Readers of I Kick and I Fly by Ruchira Gupta will be inspired by the strong female characters as well as horrified by the novel’s sex trafficking theme. Set in northern India in a town called Forbesganj located in the state of Bihar, Gupta’s book reveals the story of fourteen-year-old Heera who intimately knows both hunger and homelessness. A member of the nomadic Nat tribe, Heera and her family are members of an oppressed caste. Her people used to be wrestlers and performers, but “overnight [they] were told [they] couldn’t do those things anymore, that [their] entire way of life was illegal” (283). Seeking to survive, they were forced to ask people for a place to live and then sought employment in any job available. One of those jobs was having sex with people for profit.
Even though she hasn’t won the birth lottery, Heera takes inspiration from Bruce Lee and vows that she will not trade her dreams for kung fu and an education for the beatings and torture of prostitution because of superstition and cultural dogma. Despite her efforts and those of her mother and because of his addictions, his ego, and Nat customs, Heera’s father objects to Heera’s dreams. He announces that Heera has been marked to be sold; she has a one year reprieve.
Thinking of running away to Nepal, Heera wishes to join her uncles, train to become a wrestling champion, a pehelewan, and win prize money. As usual, her brother Salman—a caring, kind, and responsible young man who hopes to be a physicist—urges her to use logic. Because Heera is a girl, such dreams are out of bounds for her.
With the sponsorship of Rini Di—the novel’s real hero—Heera does train in kung fu. She becomes fast, focused, and flexible. Through the art of kung fu, Heera learns to defend herself. She realizes that “size is never a true indication of muscular power and efficiency” (308). She also gains certain comforts and the camaraderie of her teammates as she competes. Still, she feels guilt, guilt that Salman has sacrificed his dreams for her, guilt that her mother and baby sister suffer, and guilt that other girls must experience bodily violation. Heera wonders how she can help, how she can inspire other at-risk children, and how she can effect change.

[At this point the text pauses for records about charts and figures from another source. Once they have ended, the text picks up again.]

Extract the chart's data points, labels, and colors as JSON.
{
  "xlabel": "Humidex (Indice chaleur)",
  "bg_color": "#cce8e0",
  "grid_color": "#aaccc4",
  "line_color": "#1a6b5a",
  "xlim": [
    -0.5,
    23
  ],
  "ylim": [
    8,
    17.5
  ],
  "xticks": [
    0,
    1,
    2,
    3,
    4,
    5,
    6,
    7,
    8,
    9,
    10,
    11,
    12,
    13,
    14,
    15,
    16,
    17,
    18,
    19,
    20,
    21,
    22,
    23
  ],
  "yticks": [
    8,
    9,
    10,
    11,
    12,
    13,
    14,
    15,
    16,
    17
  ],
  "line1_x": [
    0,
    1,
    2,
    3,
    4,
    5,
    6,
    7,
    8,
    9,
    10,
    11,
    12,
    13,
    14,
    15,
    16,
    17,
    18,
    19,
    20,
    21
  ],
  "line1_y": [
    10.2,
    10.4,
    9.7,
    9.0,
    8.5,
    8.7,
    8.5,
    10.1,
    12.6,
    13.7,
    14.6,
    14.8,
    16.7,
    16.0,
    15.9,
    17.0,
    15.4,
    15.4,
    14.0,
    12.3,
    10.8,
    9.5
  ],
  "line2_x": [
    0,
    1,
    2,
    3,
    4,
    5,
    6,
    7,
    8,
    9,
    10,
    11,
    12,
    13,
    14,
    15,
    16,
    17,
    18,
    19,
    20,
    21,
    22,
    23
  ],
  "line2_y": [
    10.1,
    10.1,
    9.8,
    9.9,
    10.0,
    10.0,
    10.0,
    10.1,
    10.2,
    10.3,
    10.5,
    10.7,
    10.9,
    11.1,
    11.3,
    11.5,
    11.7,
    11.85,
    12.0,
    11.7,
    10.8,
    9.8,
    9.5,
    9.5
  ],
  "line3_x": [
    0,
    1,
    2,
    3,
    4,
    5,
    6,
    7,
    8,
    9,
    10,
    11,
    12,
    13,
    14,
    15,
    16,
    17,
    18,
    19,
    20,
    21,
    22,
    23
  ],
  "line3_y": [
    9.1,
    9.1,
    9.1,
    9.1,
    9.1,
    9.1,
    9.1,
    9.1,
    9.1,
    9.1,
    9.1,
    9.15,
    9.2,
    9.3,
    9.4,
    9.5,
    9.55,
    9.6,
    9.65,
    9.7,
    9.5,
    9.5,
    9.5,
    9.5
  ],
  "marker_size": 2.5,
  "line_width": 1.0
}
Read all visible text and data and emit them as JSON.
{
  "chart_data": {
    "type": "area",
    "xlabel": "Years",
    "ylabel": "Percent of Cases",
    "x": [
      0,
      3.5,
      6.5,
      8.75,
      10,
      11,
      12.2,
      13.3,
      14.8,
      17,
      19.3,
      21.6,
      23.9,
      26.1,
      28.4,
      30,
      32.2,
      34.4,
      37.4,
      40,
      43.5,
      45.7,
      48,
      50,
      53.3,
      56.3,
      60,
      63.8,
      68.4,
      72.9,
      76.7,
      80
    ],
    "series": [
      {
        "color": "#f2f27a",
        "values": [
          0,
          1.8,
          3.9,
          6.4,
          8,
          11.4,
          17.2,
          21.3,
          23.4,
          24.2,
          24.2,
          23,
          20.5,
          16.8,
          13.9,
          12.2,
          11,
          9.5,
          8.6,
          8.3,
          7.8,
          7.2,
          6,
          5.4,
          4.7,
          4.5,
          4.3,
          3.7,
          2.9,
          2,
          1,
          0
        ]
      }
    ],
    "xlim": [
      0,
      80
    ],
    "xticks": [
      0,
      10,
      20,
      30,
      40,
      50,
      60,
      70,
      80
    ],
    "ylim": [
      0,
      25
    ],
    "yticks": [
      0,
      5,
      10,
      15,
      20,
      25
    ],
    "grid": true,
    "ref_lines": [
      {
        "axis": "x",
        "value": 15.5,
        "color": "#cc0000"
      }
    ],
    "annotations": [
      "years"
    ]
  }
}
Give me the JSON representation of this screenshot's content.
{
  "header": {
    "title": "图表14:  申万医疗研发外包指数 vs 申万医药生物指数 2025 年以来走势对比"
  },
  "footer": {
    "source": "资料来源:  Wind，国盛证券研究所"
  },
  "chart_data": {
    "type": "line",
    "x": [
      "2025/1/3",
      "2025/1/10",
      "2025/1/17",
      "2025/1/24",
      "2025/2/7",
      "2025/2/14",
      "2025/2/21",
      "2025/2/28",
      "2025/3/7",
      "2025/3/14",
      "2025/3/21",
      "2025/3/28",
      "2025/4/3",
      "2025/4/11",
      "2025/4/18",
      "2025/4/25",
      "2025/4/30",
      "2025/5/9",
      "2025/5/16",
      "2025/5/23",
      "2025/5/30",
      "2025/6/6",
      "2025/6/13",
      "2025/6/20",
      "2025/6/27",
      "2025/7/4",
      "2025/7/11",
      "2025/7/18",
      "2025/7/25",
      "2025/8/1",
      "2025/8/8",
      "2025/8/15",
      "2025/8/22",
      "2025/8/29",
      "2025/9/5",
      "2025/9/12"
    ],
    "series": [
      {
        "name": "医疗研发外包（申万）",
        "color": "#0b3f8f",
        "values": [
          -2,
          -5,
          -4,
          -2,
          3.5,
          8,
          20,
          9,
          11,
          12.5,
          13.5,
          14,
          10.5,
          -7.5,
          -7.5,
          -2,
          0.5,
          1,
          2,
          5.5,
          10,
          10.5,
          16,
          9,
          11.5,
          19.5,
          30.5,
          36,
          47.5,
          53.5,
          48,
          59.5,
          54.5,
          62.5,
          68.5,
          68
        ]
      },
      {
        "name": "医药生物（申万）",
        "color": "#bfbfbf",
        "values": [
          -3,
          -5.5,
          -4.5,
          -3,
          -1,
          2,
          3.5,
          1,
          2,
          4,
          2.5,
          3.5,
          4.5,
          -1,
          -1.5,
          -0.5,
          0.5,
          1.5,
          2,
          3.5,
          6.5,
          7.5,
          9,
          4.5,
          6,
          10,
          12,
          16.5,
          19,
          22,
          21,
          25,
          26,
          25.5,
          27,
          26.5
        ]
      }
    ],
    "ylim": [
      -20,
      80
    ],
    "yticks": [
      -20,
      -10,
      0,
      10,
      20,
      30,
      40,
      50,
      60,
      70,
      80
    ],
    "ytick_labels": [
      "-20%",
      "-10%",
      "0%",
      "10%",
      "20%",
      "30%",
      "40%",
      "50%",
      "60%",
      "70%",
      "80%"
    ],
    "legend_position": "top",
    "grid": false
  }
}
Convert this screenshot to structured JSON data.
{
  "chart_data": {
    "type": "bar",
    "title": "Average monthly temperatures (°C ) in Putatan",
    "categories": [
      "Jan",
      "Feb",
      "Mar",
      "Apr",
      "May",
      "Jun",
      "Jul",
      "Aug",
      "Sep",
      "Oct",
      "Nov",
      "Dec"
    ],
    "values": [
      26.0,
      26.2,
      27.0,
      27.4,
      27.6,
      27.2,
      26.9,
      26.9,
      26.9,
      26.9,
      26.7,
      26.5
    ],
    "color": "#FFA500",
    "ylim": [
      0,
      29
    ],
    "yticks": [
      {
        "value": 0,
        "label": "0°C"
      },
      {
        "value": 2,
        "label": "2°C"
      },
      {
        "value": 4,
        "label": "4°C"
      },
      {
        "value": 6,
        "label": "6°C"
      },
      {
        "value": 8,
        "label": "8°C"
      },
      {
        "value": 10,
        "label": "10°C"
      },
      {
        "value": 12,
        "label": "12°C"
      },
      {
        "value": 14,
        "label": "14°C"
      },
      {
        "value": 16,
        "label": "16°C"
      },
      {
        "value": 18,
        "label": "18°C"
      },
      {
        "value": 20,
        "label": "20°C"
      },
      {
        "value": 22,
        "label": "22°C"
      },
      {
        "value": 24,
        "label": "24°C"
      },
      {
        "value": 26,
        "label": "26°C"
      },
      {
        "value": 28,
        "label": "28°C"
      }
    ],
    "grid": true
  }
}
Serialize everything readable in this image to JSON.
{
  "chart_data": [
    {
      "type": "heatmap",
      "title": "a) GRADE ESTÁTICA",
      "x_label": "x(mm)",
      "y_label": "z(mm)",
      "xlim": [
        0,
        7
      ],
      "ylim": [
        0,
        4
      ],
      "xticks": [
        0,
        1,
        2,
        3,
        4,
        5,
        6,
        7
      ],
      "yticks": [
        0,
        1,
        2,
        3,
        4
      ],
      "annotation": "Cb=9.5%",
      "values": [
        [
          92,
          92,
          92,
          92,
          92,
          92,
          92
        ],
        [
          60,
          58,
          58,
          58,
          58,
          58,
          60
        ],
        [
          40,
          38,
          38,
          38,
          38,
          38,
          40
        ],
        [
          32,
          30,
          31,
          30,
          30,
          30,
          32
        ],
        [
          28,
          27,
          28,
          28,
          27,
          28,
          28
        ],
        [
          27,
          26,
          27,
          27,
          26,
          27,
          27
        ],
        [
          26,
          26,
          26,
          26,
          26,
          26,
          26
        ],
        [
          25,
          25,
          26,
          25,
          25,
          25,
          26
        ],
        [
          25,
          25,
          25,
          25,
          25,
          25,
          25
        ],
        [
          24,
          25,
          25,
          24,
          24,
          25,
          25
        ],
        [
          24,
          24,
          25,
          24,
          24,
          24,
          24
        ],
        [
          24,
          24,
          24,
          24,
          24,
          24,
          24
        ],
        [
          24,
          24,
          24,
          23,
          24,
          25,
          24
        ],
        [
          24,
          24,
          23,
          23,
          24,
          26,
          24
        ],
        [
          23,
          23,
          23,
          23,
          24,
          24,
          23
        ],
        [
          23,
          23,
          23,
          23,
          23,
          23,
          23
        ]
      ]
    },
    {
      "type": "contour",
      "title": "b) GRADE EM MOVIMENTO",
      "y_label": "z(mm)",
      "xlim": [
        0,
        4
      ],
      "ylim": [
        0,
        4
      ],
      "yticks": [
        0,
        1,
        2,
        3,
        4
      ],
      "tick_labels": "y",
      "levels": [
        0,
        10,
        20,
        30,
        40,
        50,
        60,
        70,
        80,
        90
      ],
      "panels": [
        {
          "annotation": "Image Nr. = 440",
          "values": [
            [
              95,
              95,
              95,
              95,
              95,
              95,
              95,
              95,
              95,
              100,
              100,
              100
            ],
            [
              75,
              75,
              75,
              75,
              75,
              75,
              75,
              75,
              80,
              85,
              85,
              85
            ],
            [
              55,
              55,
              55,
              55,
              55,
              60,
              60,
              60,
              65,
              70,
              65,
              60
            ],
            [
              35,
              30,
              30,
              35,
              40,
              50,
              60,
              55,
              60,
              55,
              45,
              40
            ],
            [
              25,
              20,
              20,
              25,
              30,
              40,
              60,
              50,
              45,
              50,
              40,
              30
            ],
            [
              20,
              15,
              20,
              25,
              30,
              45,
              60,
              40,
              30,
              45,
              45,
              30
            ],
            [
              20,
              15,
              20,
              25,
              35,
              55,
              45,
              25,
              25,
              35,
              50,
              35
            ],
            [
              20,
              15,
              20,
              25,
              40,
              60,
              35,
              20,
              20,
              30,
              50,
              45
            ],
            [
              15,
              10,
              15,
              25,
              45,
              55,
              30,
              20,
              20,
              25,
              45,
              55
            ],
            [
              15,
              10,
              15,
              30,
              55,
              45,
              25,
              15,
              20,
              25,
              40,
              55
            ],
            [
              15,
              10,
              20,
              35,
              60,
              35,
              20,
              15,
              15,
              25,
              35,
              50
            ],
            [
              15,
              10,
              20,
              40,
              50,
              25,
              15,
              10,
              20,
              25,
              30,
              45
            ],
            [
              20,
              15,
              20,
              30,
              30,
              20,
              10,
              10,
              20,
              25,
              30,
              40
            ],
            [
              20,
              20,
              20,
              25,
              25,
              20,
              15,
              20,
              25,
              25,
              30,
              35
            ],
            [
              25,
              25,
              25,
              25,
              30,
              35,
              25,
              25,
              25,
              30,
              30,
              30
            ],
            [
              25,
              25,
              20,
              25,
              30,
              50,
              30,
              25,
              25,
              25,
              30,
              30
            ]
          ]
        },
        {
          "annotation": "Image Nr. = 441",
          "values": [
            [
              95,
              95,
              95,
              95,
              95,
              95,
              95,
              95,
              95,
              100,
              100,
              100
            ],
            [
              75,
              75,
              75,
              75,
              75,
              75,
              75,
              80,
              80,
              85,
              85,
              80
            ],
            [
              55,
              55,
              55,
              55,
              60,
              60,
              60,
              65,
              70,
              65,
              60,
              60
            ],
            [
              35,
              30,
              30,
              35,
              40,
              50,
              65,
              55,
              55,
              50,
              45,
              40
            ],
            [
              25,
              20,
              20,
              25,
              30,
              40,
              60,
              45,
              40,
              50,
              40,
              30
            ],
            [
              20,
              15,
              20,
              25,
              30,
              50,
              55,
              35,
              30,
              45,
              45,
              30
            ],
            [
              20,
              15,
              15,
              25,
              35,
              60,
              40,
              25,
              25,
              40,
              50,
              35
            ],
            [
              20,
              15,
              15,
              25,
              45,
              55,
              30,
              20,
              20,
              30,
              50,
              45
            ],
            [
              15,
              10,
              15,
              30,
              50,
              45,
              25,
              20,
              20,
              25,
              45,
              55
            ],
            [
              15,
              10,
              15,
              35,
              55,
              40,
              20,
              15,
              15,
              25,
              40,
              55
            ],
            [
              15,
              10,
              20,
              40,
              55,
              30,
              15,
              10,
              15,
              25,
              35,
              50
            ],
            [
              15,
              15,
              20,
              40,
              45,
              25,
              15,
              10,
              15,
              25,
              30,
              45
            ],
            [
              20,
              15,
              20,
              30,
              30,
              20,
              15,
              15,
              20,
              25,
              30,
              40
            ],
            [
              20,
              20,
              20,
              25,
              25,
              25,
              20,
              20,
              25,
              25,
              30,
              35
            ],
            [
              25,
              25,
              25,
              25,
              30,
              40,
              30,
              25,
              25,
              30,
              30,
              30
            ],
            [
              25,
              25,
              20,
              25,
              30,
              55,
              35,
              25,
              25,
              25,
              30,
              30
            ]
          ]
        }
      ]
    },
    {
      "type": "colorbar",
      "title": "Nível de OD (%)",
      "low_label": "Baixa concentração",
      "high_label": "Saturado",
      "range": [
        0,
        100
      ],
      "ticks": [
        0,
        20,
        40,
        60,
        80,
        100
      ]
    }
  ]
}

Under the influence of the activism of Rini Di, Heera is determined to win some victory for humanity. Her fear pales in comparison to her desire to help others and the world. After all, the problem of human trafficking is a global one. According to Rini Di, the criminal rings are big and work across countries. Gupta also shares statistics from the United Nations Office for Drugs and Crime that human trafficking is the second largest organized crime in the world, involving billions of dollars.
Heera’s story is one of hope in the face of great odds. It’s about how our bodies belong to us alone and how a community that resolves to make change contagious can succeed when they bond together to combat evil. Inspired by his daughter’s accomplishments, Baba finds pride in Heera, a pride which motivates him to seek his own self-respect.